From that moment on, any anxiety we felt earlier in the game was gone. Helping elevate the mood even more was the fact that the Rays were handling the Yankees in St. Petersburg. Once that game went final, score-board-watching O’s fans cheered loudly and Red Sox fans shook their heads sideways in a mixture of disgust/disappointment – it was a great sight to see. In the 9th, the Red Sox fans that had been relatively subdued since Andino’s homerun, made one last ditch effort to rally their team. It seemed to work as Jim Johnson went 0-2 on Ellsbury before hitting him with a pitch. A balk moved Ellsbury to second and a single drove him in. There was certainly a feeling amongst some at OPACY that night of “here we go again” at this point. I can’t blame that feeling – the O’s had been in this position before and the way the inning started (with a hit batter on an 0-2 count) it certainly did appear to be the start of another dramatic, snake-bitten collapse by the Orioles.
Our optimism was still relatively high. Jim Johnson was as dependable of a reliever anywhere in the American League during the season and did a good job keep in the ball in the park. The odds were still in his favor for getting out of the jam. He did just that, keeping Boston to just that one run and ending the game with a strikeout to Lowrie. The O’s fans in attendance erupted with the final out. I think most of us there were all too excited to rub the win, and the loss of the Red Sox wild card lead, in the faces of the Boston fans. Tim and I retreated to the tunnels, awaiting my Dad who had been watching the game with a group elsewhere in the stadium. We playfully rubbed it into the Red Sox as they passed and exchanged high-fives with a couple of Rays fans. Yes – it was obnoxious but not entirely called for if you ever sat through a Red Sox-Orioles game where the result of the game was the opposite.

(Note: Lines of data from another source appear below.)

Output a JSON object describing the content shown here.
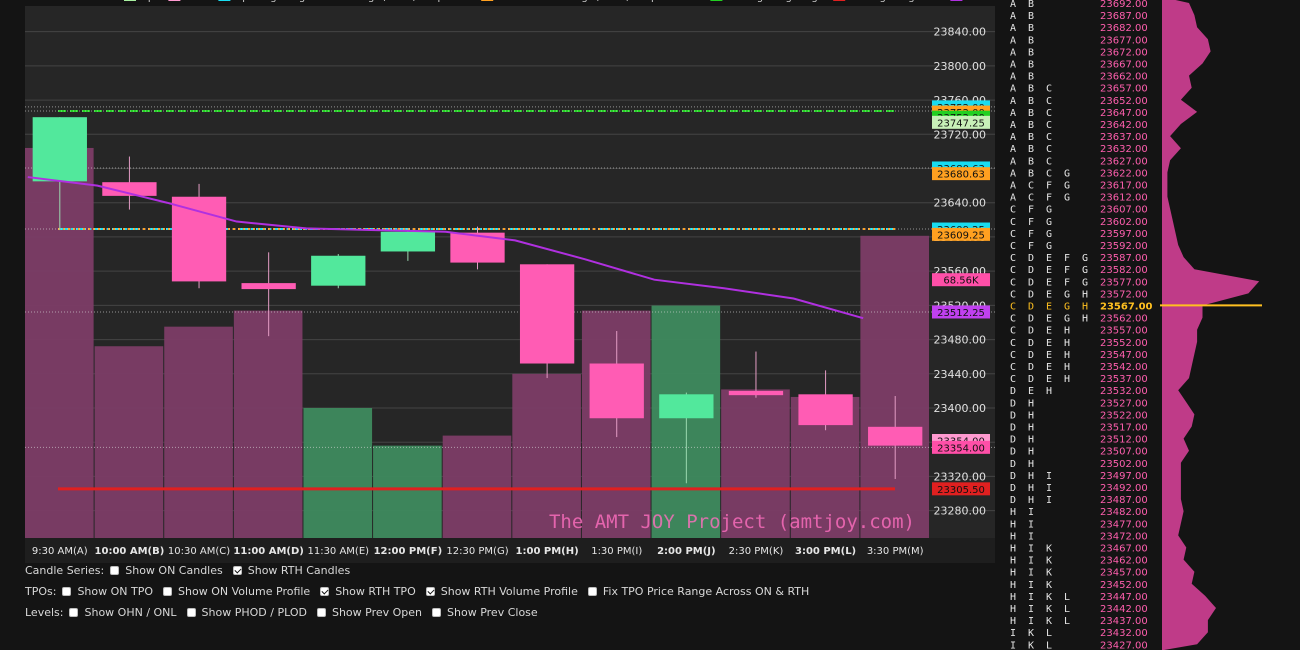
{
  "legend": {
    "items": [
      {
        "label": "Open",
        "color": "#a8f0a0"
      },
      {
        "label": "Close",
        "color": "#ff9ad0"
      },
      {
        "label": "Opening Range Balance High / Low / Midpoint",
        "color": "#19dcf0"
      },
      {
        "label": "Initial Balance High / Low / Midpoint",
        "color": "#ffa020"
      },
      {
        "label": "Trading Range High",
        "color": "#22d022"
      },
      {
        "label": "Trading Range Low",
        "color": "#e02020"
      },
      {
        "label": "VWAP",
        "color": "#b030e0"
      }
    ]
  },
  "watermark": "The AMT JOY Project (amtjoy.com)",
  "chart_data": {
    "type": "candlestick",
    "y_range": [
      23248,
      23870
    ],
    "y_ticks": [
      23280,
      23320,
      23360,
      23400,
      23440,
      23480,
      23520,
      23560,
      23600,
      23640,
      23680,
      23720,
      23760,
      23800,
      23840
    ],
    "y_tick_labels": [
      "23280.00",
      "23320.00",
      "23360.00",
      "23400.00",
      "23440.00",
      "23480.00",
      "23520.00",
      "23560.00",
      "23600.00",
      "23640.00",
      "23680.00",
      "23720.00",
      "23760.00",
      "23800.00",
      "23840.00"
    ],
    "grid": true,
    "categories": [
      "9:30 AM(A)",
      "10:00 AM(B)",
      "10:30 AM(C)",
      "11:00 AM(D)",
      "11:30 AM(E)",
      "12:00 PM(F)",
      "12:30 PM(G)",
      "1:00 PM(H)",
      "1:30 PM(I)",
      "2:00 PM(J)",
      "2:30 PM(K)",
      "3:00 PM(L)",
      "3:30 PM(M)"
    ],
    "bold_categories": [
      false,
      true,
      false,
      true,
      false,
      true,
      false,
      true,
      false,
      true,
      false,
      true,
      false
    ],
    "candles": [
      {
        "o": 23665,
        "h": 23740,
        "l": 23608,
        "c": 23740
      },
      {
        "o": 23664,
        "h": 23694,
        "l": 23632,
        "c": 23648
      },
      {
        "o": 23647,
        "h": 23662,
        "l": 23540,
        "c": 23548
      },
      {
        "o": 23546,
        "h": 23582,
        "l": 23484,
        "c": 23539
      },
      {
        "o": 23543,
        "h": 23580,
        "l": 23540,
        "c": 23578
      },
      {
        "o": 23583,
        "h": 23610,
        "l": 23572,
        "c": 23606
      },
      {
        "o": 23605,
        "h": 23612,
        "l": 23562,
        "c": 23570
      },
      {
        "o": 23568,
        "h": 23568,
        "l": 23435,
        "c": 23452
      },
      {
        "o": 23452,
        "h": 23490,
        "l": 23366,
        "c": 23388
      },
      {
        "o": 23388,
        "h": 23418,
        "l": 23312,
        "c": 23416
      },
      {
        "o": 23420,
        "h": 23466,
        "l": 23412,
        "c": 23415
      },
      {
        "o": 23416,
        "h": 23444,
        "l": 23374,
        "c": 23380
      },
      {
        "o": 23378,
        "h": 23414,
        "l": 23317,
        "c": 23356
      }
    ],
    "volume": {
      "max": 100,
      "values": [
        77.7,
        38.2,
        42.1,
        45.3,
        25.9,
        18.4,
        20.4,
        32.7,
        45.3,
        46.3,
        29.6,
        28.1,
        60.2
      ],
      "up": [
        false,
        false,
        false,
        false,
        true,
        true,
        false,
        false,
        false,
        true,
        false,
        false,
        false
      ]
    },
    "vwap": [
      23670,
      23660,
      23640,
      23618,
      23610,
      23608,
      23606,
      23596,
      23574,
      23550,
      23540,
      23528,
      23505
    ],
    "levels": [
      {
        "name": "Opening Range High",
        "value": 23747.25,
        "color": "#19dcf0",
        "style": "dash"
      },
      {
        "name": "Initial Balance High",
        "value": 23747.25,
        "color": "#ffa020",
        "style": "dash"
      },
      {
        "name": "Trading Range High",
        "value": 23747.25,
        "color": "#22d022",
        "style": "dash"
      },
      {
        "name": "Opening Range Low",
        "value": 23609.25,
        "color": "#19dcf0",
        "style": "dashdot"
      },
      {
        "name": "Initial Balance Low",
        "value": 23609.25,
        "color": "#ffa020",
        "style": "dot"
      },
      {
        "name": "Trading Range Low",
        "value": 23305.5,
        "color": "#e02020",
        "style": "solid"
      }
    ],
    "price_labels": [
      {
        "text": "23752.00",
        "value": 23752,
        "bg": "#19dcf0"
      },
      {
        "text": "23752.00",
        "value": 23746,
        "bg": "#ffa020"
      },
      {
        "text": "23752.00",
        "value": 23740,
        "bg": "#22d022"
      },
      {
        "text": "23747.25",
        "value": 23734,
        "bg": "#c8f0b8"
      },
      {
        "text": "23680.63",
        "value": 23680.63,
        "bg": "#19dcf0"
      },
      {
        "text": "23680.63",
        "value": 23674,
        "bg": "#ffa020"
      },
      {
        "text": "23609.25",
        "value": 23609.25,
        "bg": "#19dcf0"
      },
      {
        "text": "23609.25",
        "value": 23603,
        "bg": "#ffa020"
      },
      {
        "text": "68.56K",
        "value": 23550,
        "bg": "#ff4fa8"
      },
      {
        "text": "23512.25",
        "value": 23512.25,
        "bg": "#c040f0"
      },
      {
        "text": "23354.00",
        "value": 23362,
        "bg": "#ff9ad0"
      },
      {
        "text": "23354.00",
        "value": 23354,
        "bg": "#ff4fa8"
      },
      {
        "text": "23305.50",
        "value": 23305.5,
        "bg": "#e02020"
      }
    ],
    "profile": {
      "prices": [
        "23692.00",
        "23687.00",
        "23682.00",
        "23677.00",
        "23672.00",
        "23667.00",
        "23662.00",
        "23657.00",
        "23652.00",
        "23647.00",
        "23642.00",
        "23637.00",
        "23632.00",
        "23627.00",
        "23622.00",
        "23617.00",
        "23612.00",
        "23607.00",
        "23602.00",
        "23597.00",
        "23592.00",
        "23587.00",
        "23582.00",
        "23577.00",
        "23572.00",
        "23567.00",
        "23562.00",
        "23557.00",
        "23552.00",
        "23547.00",
        "23542.00",
        "23537.00",
        "23532.00",
        "23527.00",
        "23522.00",
        "23517.00",
        "23512.00",
        "23507.00",
        "23502.00",
        "23497.00",
        "23492.00",
        "23487.00",
        "23482.00",
        "23477.00",
        "23472.00",
        "23467.00",
        "23462.00",
        "23457.00",
        "23452.00",
        "23447.00",
        "23442.00",
        "23437.00",
        "23432.00",
        "23427.00"
      ],
      "letters": [
        [
          "A",
          "B"
        ],
        [
          "A",
          "B"
        ],
        [
          "A",
          "B"
        ],
        [
          "A",
          "B"
        ],
        [
          "A",
          "B"
        ],
        [
          "A",
          "B"
        ],
        [
          "A",
          "B"
        ],
        [
          "A",
          "B",
          "C"
        ],
        [
          "A",
          "B",
          "C"
        ],
        [
          "A",
          "B",
          "C"
        ],
        [
          "A",
          "B",
          "C"
        ],
        [
          "A",
          "B",
          "C"
        ],
        [
          "A",
          "B",
          "C"
        ],
        [
          "A",
          "B",
          "C"
        ],
        [
          "A",
          "B",
          "C",
          "G"
        ],
        [
          "A",
          "C",
          "F",
          "G"
        ],
        [
          "A",
          "C",
          "F",
          "G"
        ],
        [
          "C",
          "F",
          "G"
        ],
        [
          "C",
          "F",
          "G"
        ],
        [
          "C",
          "F",
          "G"
        ],
        [
          "C",
          "F",
          "G"
        ],
        [
          "C",
          "D",
          "E",
          "F",
          "G"
        ],
        [
          "C",
          "D",
          "E",
          "F",
          "G"
        ],
        [
          "C",
          "D",
          "E",
          "F",
          "G"
        ],
        [
          "C",
          "D",
          "E",
          "G",
          "H"
        ],
        [
          "C",
          "D",
          "E",
          "G",
          "H"
        ],
        [
          "C",
          "D",
          "E",
          "G",
          "H"
        ],
        [
          "C",
          "D",
          "E",
          "H"
        ],
        [
          "C",
          "D",
          "E",
          "H"
        ],
        [
          "C",
          "D",
          "E",
          "H"
        ],
        [
          "C",
          "D",
          "E",
          "H"
        ],
        [
          "C",
          "D",
          "E",
          "H"
        ],
        [
          "D",
          "E",
          "H"
        ],
        [
          "D",
          "H"
        ],
        [
          "D",
          "H"
        ],
        [
          "D",
          "H"
        ],
        [
          "D",
          "H"
        ],
        [
          "D",
          "H"
        ],
        [
          "D",
          "H"
        ],
        [
          "D",
          "H",
          "I"
        ],
        [
          "D",
          "H",
          "I"
        ],
        [
          "D",
          "H",
          "I"
        ],
        [
          "H",
          "I"
        ],
        [
          "H",
          "I"
        ],
        [
          "H",
          "I"
        ],
        [
          "H",
          "I",
          "K"
        ],
        [
          "H",
          "I",
          "K"
        ],
        [
          "H",
          "I",
          "K"
        ],
        [
          "H",
          "I",
          "K"
        ],
        [
          "H",
          "I",
          "K",
          "L"
        ],
        [
          "H",
          "I",
          "K",
          "L"
        ],
        [
          "H",
          "I",
          "K",
          "L"
        ],
        [
          "I",
          "K",
          "L"
        ],
        [
          "I",
          "K",
          "L"
        ]
      ],
      "poc_index": 25,
      "volumes": [
        20,
        24,
        26,
        34,
        36,
        30,
        20,
        22,
        14,
        26,
        14,
        6,
        14,
        6,
        4,
        4,
        4,
        6,
        8,
        10,
        12,
        16,
        24,
        72,
        64,
        30,
        30,
        26,
        26,
        24,
        22,
        20,
        12,
        18,
        24,
        22,
        16,
        20,
        14,
        14,
        14,
        14,
        16,
        14,
        12,
        18,
        16,
        24,
        22,
        32,
        40,
        34,
        34,
        26
      ],
      "poc_color": "#ffc020",
      "letter_color": "#e6e6e6",
      "price_color": "#ff5fae"
    }
  },
  "controls": {
    "candle_series": {
      "label": "Candle Series:",
      "options": [
        {
          "label": "Show ON Candles",
          "checked": false
        },
        {
          "label": "Show RTH Candles",
          "checked": true
        }
      ]
    },
    "tpos": {
      "label": "TPOs:",
      "options": [
        {
          "label": "Show ON TPO",
          "checked": false
        },
        {
          "label": "Show ON Volume Profile",
          "checked": false
        },
        {
          "label": "Show RTH TPO",
          "checked": true
        },
        {
          "label": "Show RTH Volume Profile",
          "checked": true
        },
        {
          "label": "Fix TPO Price Range Across ON & RTH",
          "checked": false
        }
      ]
    },
    "levels": {
      "label": "Levels:",
      "options": [
        {
          "label": "Show OHN / ONL",
          "checked": false
        },
        {
          "label": "Show PHOD / PLOD",
          "checked": false
        },
        {
          "label": "Show Prev Open",
          "checked": false
        },
        {
          "label": "Show Prev Close",
          "checked": false
        }
      ]
    }
  }
}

On a grander scale, the night couldn’t have gone any better for those hoping to see the Red Sox miss the playoffs. Any advantage the Red Sox once had was now gone. The Red Sox entered the night with a 60% chance of being the AL Wild Card team outright, 20% chance of playing a one game playoff, and a 20% chance of losing the Wild Card to the Rays outright. After the game, those odds had shifted dramatically. With the Rays and Red Sox deadlocked at the top of the Wild Card standings, the odds of all three of those scenarios happening was 33% each. The O’s and Rays each winning their respective series openers was huge in swingning the odds – and the momentum – away from the Red Sox.